Along with price inflation, staffing cuts became the order of the day.  “The quality of care declines after the private equity buyout, which seems to reflect staffing cuts.” In late July, 20% of clinicians had salaries skipped or deferred over the previous four weeks and 24% reported recent layoffs or furloughs. [Report of the Primary Care Collaborative (PCC) and the Larry A Green Center]. They weren’t the only ones feeling the pinch.  As private money realized the potential bottom line impact of the pandemic, for-profit hospitals were the first to cut bait and run slashing the pay and benefits of hospital employees. In one study researchers found that after private equity stepped in, nursing staff hours per patient fell 2.4 percent. Not surprisingly, federal regulators reported a 3.6% decline in the quality of care delivered to patients.

Since the Reagan years and continuing into subsequent Democrat and Republican administrations, public health has taken a back seat to the invasion of private companies and the creation of a medical industrial complex where market dominance and financial rewards take precedence. Funding cutbacks have made it almost impossible for public healthcare agencies to minister to the sick.  The result — “Many decisions are made for what is going to maximize profits for the private equity company, rather than what is best for the patient, what is best for the community.” [Mark Reiter, Past president of American Academy of Emergency Medicine].

How to stop the looting? The liberal community, even some left-leaning pundits are quick to advise the public to contact their senator or representative and demand action. Sorry folks, they’re already spoken for. If you were counting on the Democrats to come into office and put single payer healthcare on the top of their agenda, let me disillusion you. Democratic lawmakers have received $86 million from healthcare honchos since 2019. That’s an average of $310,000 per politician. How about ‘lunch box’ Joe? Is he going to give America the healthcare that almost everyone else on the planet has? It’s not looking good.  Biden has already made sure that Medicare-for-all did not appear in the 2020 Democratic party platform. His reward? Over $16 million healthcare dollars going into his campaign coffers.

Street Protest

Thousands of Americans took to the streets to avenge the horrendous murder of one man, George Floyd.
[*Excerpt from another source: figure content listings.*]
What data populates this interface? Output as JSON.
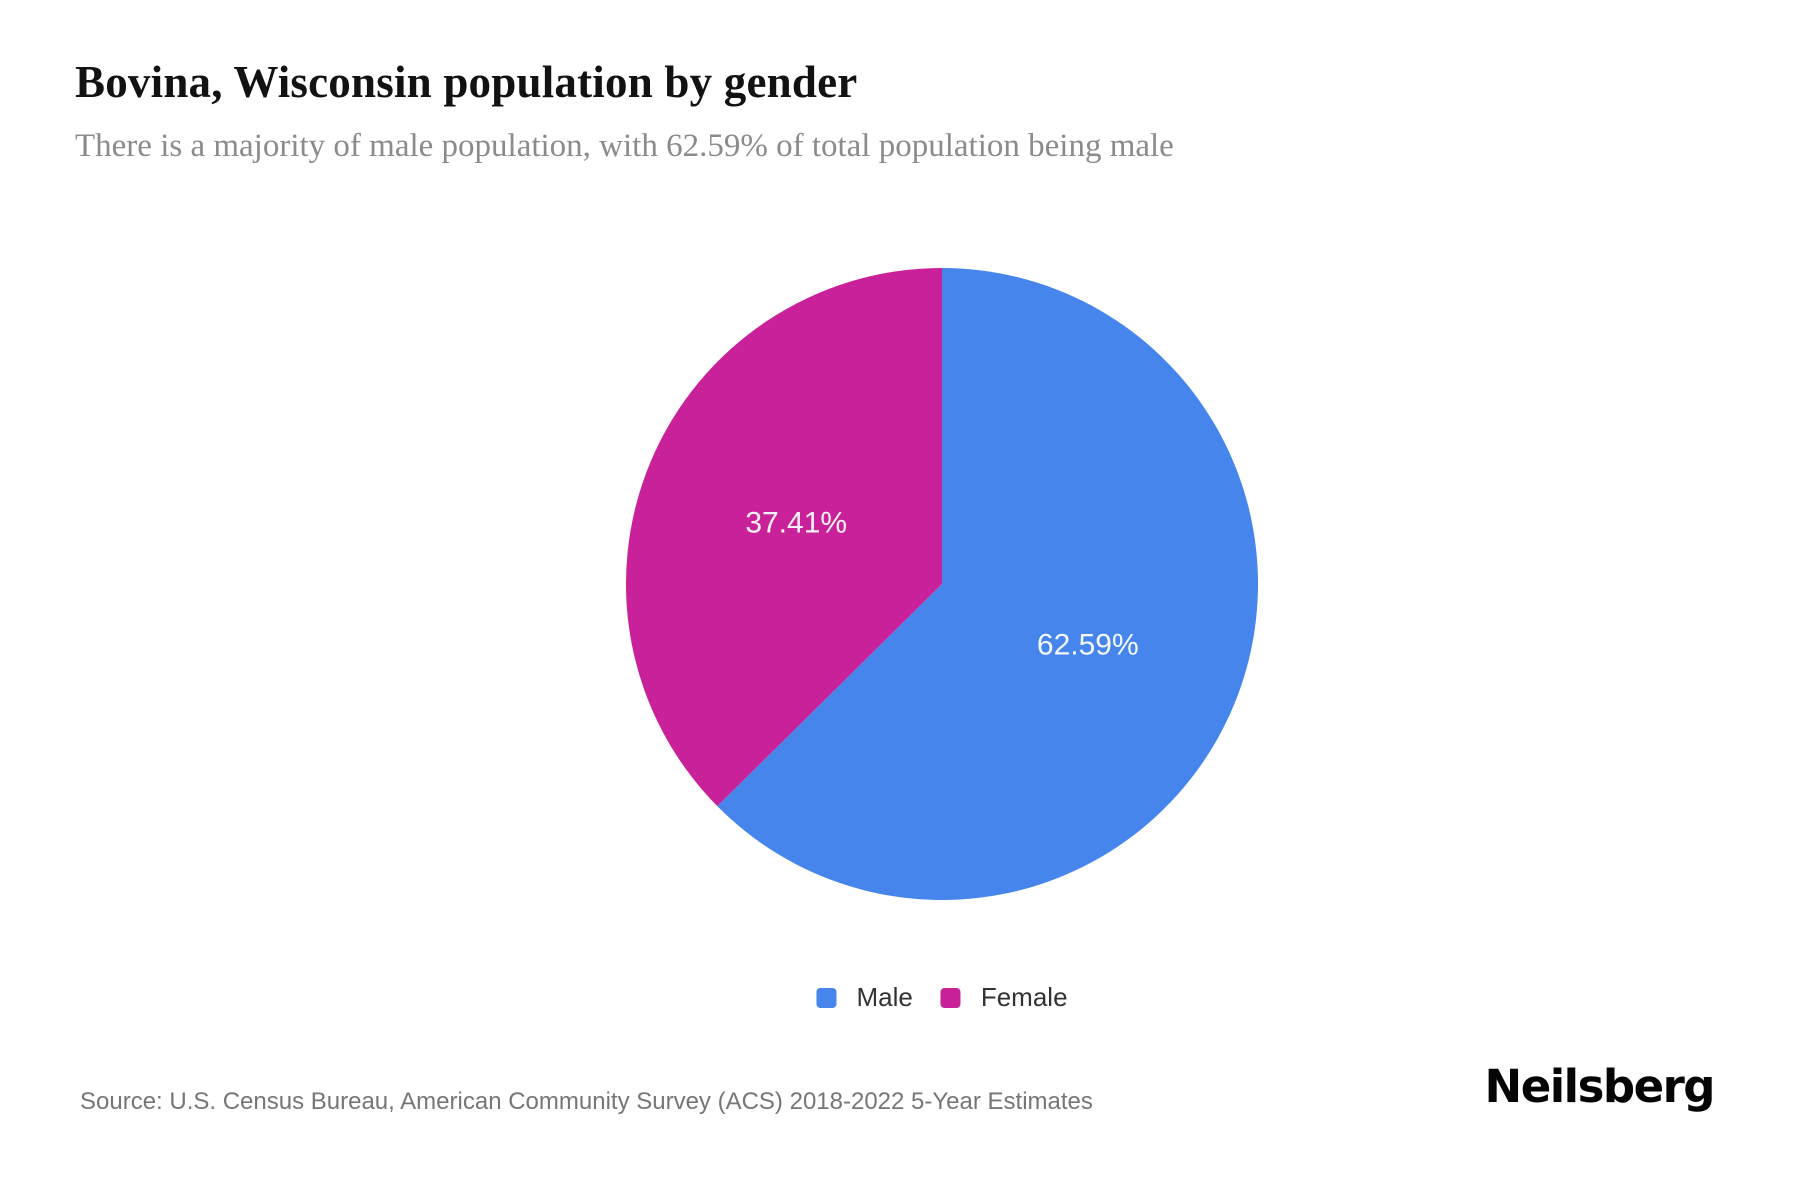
{
  "header": {
    "title": "Bovina, Wisconsin population by gender",
    "subtitle": "There is a majority of male population, with 62.59% of total population being male"
  },
  "chart_data": {
    "type": "pie",
    "title": "Bovina, Wisconsin population by gender",
    "subtitle": "There is a majority of male population, with 62.59% of total population being male",
    "categories": [
      "Male",
      "Female"
    ],
    "values": [
      62.59,
      37.41
    ],
    "slice_labels": [
      "62.59%",
      "37.41%"
    ],
    "colors": [
      "#4585EC",
      "#C9219A"
    ],
    "start_angle": "top",
    "direction": "clockwise",
    "label_position": "inside",
    "legend_position": "bottom"
  },
  "footer": {
    "source": "Source: U.S. Census Bureau, American Community Survey (ACS) 2018-2022 5-Year Estimates",
    "brand": "Neilsberg"
  }
}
What we’re talking about here is the deaths of hundreds of thousands of George Floyds — the majority of the 200,000 pandemic victims who didn’t have to die and the 70,000 Americans who die every year because they can’t afford medical care. All of the candidates on the ballot will address the healthcare crisis in the same way — business as usual. It’s time for those who support Medicare-for-All, and that’s most Americans, to make their voices heard — in the streets. It may be the last chance you get.